I understand the information on this application is subject to check and verification by WCC and that my previous and present employers may be asked for information relative to my employment record with them.

I understand that my previous history may include a record of disciplinary action, and hereby release previous employers from any obligation to prove me with written notification of such disclosure.

I hereby grant permission to WCC to contact those employers and further, I hereby authorize my former employers to give any information as to my character and employment record with them.

I hereby release from all liability and damages, WCC and those individuals or companies who provide such information.

I understand that any omission or misrepresentation of fact in this application may result in refusal of or immediate separation from employment.

I understand that my employment would be contingent on my satisfactorily passing a physical examination required by the corporation.
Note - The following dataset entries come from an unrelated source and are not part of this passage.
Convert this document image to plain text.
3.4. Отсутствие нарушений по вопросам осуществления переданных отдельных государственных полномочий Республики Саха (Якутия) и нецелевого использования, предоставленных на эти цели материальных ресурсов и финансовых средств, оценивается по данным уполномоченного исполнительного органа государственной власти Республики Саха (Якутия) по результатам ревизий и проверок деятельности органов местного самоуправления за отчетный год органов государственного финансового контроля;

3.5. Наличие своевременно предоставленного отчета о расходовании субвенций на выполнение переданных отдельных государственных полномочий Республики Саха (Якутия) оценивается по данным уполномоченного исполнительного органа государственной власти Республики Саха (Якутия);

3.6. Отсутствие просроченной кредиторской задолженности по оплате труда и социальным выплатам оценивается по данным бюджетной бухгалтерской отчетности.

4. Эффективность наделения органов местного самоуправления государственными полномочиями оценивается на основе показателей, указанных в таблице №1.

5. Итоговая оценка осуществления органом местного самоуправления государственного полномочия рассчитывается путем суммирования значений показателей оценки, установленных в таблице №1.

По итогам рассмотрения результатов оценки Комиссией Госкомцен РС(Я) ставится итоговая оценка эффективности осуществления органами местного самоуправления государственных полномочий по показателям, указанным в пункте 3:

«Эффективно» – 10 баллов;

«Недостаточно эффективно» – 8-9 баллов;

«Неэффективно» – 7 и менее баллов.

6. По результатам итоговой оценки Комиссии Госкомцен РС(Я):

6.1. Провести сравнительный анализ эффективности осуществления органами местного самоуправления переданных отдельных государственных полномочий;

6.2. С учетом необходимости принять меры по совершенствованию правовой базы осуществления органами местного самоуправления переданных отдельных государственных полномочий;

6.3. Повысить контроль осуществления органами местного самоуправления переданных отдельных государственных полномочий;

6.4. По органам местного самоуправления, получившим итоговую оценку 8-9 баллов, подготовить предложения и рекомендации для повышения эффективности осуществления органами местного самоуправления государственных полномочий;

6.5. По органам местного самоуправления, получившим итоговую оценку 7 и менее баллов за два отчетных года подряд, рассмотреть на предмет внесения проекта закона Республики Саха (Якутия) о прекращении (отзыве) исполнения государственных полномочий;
I hereby authorize WCC to deduct from each and every pay period any amounts necessary to offest and damages caused by me, or the value of property or money entrusted to me or owed by me to WCC during the course of my employment.

I understand that either party may terminate the employment relationship, with or without cause, at any time, for any reason.

If hired, I understand I will serve at the will of WCC and I agree that I shall be bound by the rules, policies and regulation of WCC as they are from time to time changed with or without notice to me.

I HEREBY CERTIFY THAT THE INFORMATION GIVEN BY ME IN THIS APPLICATION IS TRUE IN ALL ASPECTS , AND I UNDERSTAND THAT IF I AM EMPLOYED AND IT IS FOUND TO BE FALSE, THAT I WILL BE SUBJECT TO DISMISSAL.

You are subject to a pre-employment drug screen. Your employment may start before results have been received. Positive testing will result in discharge.